Running time 1:15 - no intermission
Judy Gold stands tall in this one-woman comedy routine
Click here to buy the book


The cultural landscape that is the Jewish mother-daughter relationship is certainly one worth a good comedic look. Then again any family relationship; Jewish or Goyish, straight or gay, or however anyone wants to parse family relationships that can be made into amusing caricatures is worth developing into a stand-up comedy routine. But, somehow, on the weekday evening that this reviewer saw Judy Gold in her one-woman it seemed that the wisecracking was restrained, maybe trying to be too many things to too many different cultural affinity groups. There certainly was some “bite” and farce when Gold was playing her Mother…blessed be she. But, then the show often seemed to get bogged down in sweet or poignant things. The production was at a loss as to whether it was socially conscience comedy or baddass type comedy or a night on the old Ed Sullivan Show. At times Gold was the very delightful old Borscht Belt type; loud, brassy, needling and razzing humor from a very tall, striking woman. At other times she was white bread, almost an uncrusty soft bagel telling of lives of Jewish women in general. And then again there were very touching moments that any evening of comedy needs to give some weight to the proceedings. One can only imagine what the humor would be in a different setting than the theater in the DC Jewish Community Center and with audiences having a few drinks while waiting for the mid-night show to begin.

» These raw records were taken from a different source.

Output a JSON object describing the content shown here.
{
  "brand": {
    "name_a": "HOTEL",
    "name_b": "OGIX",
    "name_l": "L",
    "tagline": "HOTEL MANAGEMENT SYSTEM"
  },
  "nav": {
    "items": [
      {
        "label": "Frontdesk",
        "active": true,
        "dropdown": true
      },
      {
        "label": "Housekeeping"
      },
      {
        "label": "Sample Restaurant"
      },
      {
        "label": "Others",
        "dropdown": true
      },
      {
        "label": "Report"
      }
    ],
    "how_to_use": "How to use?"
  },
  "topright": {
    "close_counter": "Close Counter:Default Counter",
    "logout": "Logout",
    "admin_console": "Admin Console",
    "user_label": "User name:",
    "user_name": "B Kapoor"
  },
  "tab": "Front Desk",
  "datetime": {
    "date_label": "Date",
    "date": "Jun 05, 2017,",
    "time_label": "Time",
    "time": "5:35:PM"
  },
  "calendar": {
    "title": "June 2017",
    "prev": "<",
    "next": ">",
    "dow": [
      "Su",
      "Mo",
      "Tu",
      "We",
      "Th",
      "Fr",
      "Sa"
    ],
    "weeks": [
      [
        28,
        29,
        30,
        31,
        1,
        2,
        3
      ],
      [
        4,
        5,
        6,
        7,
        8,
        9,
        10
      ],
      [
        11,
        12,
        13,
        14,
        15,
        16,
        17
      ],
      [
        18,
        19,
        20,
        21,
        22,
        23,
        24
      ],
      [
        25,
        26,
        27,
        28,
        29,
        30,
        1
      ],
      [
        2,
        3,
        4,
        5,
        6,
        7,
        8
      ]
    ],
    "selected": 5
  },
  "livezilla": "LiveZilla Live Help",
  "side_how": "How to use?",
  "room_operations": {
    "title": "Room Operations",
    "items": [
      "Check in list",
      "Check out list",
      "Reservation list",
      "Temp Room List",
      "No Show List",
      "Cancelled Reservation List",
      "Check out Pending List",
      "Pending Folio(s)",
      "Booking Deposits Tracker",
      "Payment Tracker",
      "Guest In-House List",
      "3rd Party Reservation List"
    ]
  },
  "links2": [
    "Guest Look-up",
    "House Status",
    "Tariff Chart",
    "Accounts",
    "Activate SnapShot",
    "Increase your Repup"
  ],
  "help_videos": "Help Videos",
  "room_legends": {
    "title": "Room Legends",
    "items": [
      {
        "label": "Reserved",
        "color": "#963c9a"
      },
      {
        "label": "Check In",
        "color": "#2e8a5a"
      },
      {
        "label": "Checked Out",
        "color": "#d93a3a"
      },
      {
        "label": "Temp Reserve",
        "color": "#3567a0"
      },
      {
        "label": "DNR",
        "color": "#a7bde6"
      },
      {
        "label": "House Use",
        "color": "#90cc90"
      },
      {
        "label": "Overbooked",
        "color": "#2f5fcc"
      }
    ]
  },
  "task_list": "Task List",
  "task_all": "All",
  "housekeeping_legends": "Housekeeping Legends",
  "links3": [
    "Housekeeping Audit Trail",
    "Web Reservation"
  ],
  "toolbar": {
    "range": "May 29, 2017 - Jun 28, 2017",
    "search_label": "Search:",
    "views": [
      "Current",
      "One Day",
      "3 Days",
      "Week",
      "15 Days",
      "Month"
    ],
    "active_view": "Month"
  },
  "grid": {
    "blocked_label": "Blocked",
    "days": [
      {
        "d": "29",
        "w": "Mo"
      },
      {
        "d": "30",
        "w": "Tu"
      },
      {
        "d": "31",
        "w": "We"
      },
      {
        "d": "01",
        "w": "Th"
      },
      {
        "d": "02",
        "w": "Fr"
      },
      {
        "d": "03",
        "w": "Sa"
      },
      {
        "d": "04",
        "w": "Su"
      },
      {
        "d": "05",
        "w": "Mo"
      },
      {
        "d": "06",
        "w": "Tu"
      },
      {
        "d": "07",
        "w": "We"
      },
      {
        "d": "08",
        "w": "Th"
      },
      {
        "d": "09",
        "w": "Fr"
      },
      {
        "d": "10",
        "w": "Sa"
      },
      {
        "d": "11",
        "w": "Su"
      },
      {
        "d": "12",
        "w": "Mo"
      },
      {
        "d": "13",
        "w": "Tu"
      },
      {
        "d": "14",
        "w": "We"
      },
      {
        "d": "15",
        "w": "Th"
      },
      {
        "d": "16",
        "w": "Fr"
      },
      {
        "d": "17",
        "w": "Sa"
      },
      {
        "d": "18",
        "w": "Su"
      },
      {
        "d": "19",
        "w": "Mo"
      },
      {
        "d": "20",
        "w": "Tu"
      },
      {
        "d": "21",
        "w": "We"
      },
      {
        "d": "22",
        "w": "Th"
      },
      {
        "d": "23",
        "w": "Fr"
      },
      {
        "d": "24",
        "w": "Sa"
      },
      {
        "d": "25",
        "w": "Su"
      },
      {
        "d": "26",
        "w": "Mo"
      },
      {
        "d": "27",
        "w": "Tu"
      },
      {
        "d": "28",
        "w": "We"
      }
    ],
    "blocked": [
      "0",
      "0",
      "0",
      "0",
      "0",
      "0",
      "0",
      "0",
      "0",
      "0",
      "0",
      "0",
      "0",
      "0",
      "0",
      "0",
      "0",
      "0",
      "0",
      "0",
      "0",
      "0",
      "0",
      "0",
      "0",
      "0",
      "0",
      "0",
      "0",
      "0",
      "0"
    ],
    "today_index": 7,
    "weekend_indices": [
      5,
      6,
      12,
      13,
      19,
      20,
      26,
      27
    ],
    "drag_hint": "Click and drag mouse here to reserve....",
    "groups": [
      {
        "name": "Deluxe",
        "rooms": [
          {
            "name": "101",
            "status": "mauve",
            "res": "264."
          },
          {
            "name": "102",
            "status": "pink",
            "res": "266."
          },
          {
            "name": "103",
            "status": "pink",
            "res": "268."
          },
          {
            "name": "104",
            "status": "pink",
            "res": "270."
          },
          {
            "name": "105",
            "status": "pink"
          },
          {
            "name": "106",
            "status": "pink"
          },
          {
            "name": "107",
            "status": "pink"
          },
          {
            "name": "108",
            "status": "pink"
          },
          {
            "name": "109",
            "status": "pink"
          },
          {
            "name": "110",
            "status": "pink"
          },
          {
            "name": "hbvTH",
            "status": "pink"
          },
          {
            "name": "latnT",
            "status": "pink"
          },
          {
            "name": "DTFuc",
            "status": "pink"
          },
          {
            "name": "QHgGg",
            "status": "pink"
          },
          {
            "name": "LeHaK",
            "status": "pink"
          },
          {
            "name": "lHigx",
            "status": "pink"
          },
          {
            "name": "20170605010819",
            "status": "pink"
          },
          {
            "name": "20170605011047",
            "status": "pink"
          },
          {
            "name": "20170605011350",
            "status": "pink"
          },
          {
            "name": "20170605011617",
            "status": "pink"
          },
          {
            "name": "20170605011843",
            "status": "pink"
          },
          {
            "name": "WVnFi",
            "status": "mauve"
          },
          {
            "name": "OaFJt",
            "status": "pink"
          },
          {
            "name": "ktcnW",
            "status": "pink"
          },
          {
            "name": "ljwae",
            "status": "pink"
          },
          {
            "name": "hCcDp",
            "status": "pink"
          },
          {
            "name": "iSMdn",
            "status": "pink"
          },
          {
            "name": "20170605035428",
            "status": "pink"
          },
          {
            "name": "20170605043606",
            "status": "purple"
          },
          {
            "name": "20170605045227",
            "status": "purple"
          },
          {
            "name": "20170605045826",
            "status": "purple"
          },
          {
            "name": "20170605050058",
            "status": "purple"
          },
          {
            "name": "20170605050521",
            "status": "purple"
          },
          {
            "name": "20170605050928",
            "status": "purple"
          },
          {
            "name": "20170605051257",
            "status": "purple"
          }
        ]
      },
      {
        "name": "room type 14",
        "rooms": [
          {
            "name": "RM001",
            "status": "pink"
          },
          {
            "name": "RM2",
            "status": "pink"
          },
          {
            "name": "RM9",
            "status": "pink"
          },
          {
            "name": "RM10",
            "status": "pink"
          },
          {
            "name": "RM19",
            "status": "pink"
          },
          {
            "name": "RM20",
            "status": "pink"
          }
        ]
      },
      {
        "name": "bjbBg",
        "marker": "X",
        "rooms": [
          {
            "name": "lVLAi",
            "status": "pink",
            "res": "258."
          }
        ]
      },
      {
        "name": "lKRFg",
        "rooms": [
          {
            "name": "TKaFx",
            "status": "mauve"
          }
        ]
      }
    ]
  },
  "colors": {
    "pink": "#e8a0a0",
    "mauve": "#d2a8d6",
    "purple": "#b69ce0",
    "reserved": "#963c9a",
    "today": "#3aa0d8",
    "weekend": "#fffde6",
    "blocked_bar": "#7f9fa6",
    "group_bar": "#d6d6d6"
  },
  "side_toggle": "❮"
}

Storyline: Judy Gold and playwright Kate Moira Ryan traveled across the United States and interviewed over 50 Jewish women, of different ages, occupations and ethnicities. From these interviews - and Gold’s own relationships with her Mother, a former partner and children - comes this one-woman evening of stand-up comedy.

Playwright Kate Moira Ryan and Judy Gold had a high concept. Knowing what they knew about Gold’s mother-daughter relationship, they set off to learn how comedy might inform or how it might be used to reduce pain, suffering and hurt. They schlepped across the USA to interview Jewish woman. And after many such interviews 25 Questions was developed. About nine of the interviewed women’s stories were used in the production. The different points of view were mostly limited to whether a woman was a Reform, Conservative or Orthodox Jew. There was one convert to the faith. She was Chinese. There were no Black Jewish women, no Hispanic Jewish women, and no poor Jewish women. Some did have old Yiddish inflected accents.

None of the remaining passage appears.